Dopo l’auto-dissoluzione dell’Unione Sovietica, il mito di Lenin si è oscurato e le migliaia di statue del fondatore dell’Urss sono state demolite in tutto lo spazio post-sovietico. In Ucraina il fenomeno ha assunto contorni talmente grandi da essere indicato con il termine Leninopad, forse il maggior movimento d’iconoclastia politica del Novecento. Antonella Salomoni, storica dell’Università di Bologna, ha raccontato l’ascesa e il declino del culto di Lenin attraverso la storia del suo corpo e delle sue immagini (Lenin a pezzi. Distruggere e trasformare il passato, Il Mulino, 2024).

Il nuovo zar, Vladimir Putin, considera Stalin, e non Lenin il suo campione, ma non ha espulso Vladimir Ul′janov dal Pantheon russo. La mummia imbalsamata di Lenin continua ad essere mèta di pellegrinaggio nel cuore della piazza Rossa, mentre un museo storico di Stato è dedicato al fondatore dell’Urss a 35 chilometri da Mosca. Che cosa si sarebbe detto se, dopo il 1945, fosse stato riservato uno spazio pubblico a Mussolini o a Hitler nel centro di Roma o di Berlino?
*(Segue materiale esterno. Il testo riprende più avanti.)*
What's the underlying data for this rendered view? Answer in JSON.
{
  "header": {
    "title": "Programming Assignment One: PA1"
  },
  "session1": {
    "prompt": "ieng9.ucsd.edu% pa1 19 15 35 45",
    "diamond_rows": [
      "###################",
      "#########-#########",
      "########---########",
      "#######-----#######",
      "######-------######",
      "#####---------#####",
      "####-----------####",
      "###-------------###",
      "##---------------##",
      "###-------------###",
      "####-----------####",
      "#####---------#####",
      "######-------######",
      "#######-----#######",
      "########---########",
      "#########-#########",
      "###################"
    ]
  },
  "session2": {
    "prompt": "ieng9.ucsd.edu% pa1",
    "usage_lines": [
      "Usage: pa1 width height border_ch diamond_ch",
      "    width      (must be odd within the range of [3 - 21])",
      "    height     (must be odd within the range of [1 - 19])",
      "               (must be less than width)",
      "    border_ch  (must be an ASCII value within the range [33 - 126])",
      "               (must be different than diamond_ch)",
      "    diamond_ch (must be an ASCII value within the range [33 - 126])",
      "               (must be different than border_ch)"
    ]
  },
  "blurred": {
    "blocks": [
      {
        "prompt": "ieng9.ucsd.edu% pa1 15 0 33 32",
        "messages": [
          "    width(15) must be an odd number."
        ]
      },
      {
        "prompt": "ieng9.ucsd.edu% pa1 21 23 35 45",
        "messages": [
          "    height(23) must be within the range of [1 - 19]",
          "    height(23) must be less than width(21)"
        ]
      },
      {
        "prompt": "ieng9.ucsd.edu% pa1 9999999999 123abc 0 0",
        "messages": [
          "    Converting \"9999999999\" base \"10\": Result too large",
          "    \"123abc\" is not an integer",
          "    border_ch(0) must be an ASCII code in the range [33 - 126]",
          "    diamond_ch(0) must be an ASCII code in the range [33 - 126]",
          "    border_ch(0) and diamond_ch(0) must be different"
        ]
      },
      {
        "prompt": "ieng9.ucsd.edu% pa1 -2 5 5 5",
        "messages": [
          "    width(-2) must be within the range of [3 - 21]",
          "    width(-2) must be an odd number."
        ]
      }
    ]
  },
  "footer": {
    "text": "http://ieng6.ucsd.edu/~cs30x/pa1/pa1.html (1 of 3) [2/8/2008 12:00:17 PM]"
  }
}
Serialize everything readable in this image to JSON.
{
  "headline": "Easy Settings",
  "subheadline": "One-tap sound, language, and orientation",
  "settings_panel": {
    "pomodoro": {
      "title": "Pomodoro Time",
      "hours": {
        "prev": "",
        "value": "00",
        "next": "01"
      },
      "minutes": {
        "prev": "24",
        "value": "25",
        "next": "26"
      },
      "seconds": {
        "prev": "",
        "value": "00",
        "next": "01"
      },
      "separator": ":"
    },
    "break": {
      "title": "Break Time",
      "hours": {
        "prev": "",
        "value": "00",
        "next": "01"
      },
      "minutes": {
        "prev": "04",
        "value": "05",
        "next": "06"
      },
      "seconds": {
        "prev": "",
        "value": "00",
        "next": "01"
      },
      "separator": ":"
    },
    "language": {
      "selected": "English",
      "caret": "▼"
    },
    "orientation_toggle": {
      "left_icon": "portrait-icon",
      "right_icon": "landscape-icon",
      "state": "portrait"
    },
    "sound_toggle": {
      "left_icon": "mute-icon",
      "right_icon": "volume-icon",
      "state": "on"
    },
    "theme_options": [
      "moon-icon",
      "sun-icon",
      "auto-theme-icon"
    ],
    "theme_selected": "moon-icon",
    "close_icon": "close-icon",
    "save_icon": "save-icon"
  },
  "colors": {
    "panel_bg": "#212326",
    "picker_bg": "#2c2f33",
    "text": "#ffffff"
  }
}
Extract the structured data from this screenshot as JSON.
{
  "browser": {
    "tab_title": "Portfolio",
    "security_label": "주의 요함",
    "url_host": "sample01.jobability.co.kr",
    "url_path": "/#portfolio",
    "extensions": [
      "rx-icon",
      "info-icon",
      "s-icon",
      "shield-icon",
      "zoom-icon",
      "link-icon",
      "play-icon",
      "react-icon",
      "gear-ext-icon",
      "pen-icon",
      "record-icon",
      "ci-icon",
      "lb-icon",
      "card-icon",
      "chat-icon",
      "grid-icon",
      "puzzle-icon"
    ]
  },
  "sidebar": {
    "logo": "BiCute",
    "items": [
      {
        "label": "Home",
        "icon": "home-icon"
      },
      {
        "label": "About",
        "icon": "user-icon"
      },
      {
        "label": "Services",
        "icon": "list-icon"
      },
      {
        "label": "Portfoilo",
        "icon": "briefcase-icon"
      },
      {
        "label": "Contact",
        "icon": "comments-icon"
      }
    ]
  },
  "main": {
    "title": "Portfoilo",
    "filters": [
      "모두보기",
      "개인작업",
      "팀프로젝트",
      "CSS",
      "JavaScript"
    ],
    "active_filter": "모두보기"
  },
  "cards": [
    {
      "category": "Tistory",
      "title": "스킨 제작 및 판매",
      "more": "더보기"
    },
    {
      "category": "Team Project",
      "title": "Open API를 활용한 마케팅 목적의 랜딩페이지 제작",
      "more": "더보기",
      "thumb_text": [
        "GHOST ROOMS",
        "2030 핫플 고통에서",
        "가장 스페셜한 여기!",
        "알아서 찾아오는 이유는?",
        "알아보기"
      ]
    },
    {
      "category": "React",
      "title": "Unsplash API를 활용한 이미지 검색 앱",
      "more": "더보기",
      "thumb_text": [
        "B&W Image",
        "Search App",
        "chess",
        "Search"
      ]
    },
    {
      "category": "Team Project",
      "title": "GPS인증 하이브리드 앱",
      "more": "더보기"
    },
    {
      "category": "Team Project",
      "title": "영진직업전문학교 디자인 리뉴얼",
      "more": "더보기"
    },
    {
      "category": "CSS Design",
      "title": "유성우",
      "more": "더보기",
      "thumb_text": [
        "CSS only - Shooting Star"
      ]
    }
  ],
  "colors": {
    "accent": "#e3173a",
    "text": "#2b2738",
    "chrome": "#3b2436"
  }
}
Ma oggi l’anticomunismo si è dissolto e gli stessi critici di Putin, in Occidente, lo definiscono “fascista” e non “comunista”. Il comunismo continua così a diffondere i suoi errori nel mondo, mentre il 18 marzo 2024 il fantasma di Lenin ha accompagnato il discorso di Putin sulla piazza Rossa, per festeggiare la rielezione.  Vladimir Lenin, sul letto di morte, dichiarò a Viktor Bede, un ex-prete ungherese, suo collega giornalista a Parigi: «Tu sai che la mia malattia mi porterà presto alla morte e mi sento abbandonato nell’oceano di sangue di infinite vittime. Per salvare la nostra Russia ciò è stato necessario, ma è troppo tardi per cambiare ora: avremmo bisogno di dieci Francesco d’Assisi» (“L’Osservatore romano”, 23 agosto 1924). Le parole di Lenin, forse le uniche giuste da lui mai pronunciate, conservano la loro tragica attualità nell’era di Putin.